Dual Process Learning: Controlling Use of In-Context vs. In-Weights Strategies with Weight Forgetting

Published 28 May 2024 in cs.CL and cs.LG | (2406.00053v3)

Abstract: LLMs have the ability to perform in-context learning (ICL), allowing them to flexibly adapt their behavior based on context. This contrasts with in-weights learning (IWL), where memorized information is encoded in model parameters after iterated observations of data. An ideal model should be able to flexibly deploy both of these abilities. Despite their apparent ability to learn in-context, LLMs are known to struggle when faced with unseen or rarely seen tokens (Land & Bartolo, 2024). Hence, we study $\textbf{structural in-context learning}$, which we define as the ability of a model to execute in-context learning on arbitrary novel tokens -- so called because the model must generalize on the basis of e.g. sentence structure or task structure, rather than content encoded in token embeddings.
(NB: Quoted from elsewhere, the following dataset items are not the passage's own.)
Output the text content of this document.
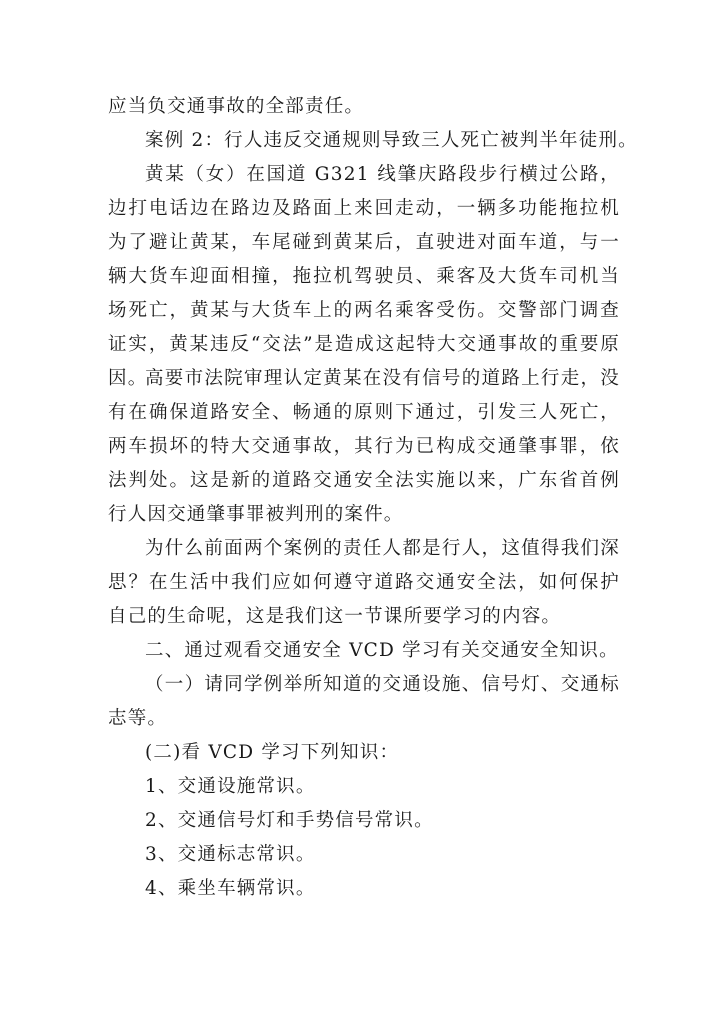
应当负交通事故的全部责任。

案例 2：行人违反交通规则导致三人死亡被判半年徒刑。

黄某（女）在国道 G321 线肇庆路段步行横过公路，边打电话边在路边及路面上来回走动，一辆多功能拖拉机为了避让黄某，车尾碰到黄某后，直驶进对面车道，与一辆大货车迎面相撞，拖拉机驾驶员、乘客及大货车司机当场死亡，黄某与大货车上的两名乘客受伤。交警部门调查证实，黄某违反“交法”是造成这起特大交通事故的重要原因。

高要市法院审理认定黄某在没有信号的道路上行走，没有在确保道路安全、畅通的原则下通过，引发三人死亡，两车损坏的特大交通事故，其行为已构成交通肇事罪，依法判处。这是新的道路交通安全法实施以来，广东省首例行人因交通肇事罪被判刑的案件。

为什么前面两个案例的责任人都是行人，这值得我们深思？在生活中我们应如何遵守道路交通安全法，如何保护自己的生命呢，这是我们这一节课所要学习的内容。

二、通过观看交通安全 VCD 学习有关交通安全知识。

（一）请同学例举所知道的交通设施、信号灯、交通标志等。

(二)看 VCD 学习下列知识：

1、交通设施常识。

2、交通信号灯和手势信号常识。

3、交通标志常识。

4、乘坐车辆常识。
We study structural in-context algorithms on both synthetic and naturalistic tasks using toy models, masked LLMs, and autoregressive LLMs. We find that structural ICL appears before quickly disappearing early in LM pretraining. While it has been shown that ICL can diminish during training (Singh et al., 2023), we find that prior work does not account for structural ICL. Building on Chen et al. (2024) 's active forgetting method, we introduce pretraining and finetuning methods that can modulate the preference for structural ICL and IWL. Importantly, this allows us to induce a $\textit{dual process strategy}$ where in-context and in-weights solutions coexist within a single model.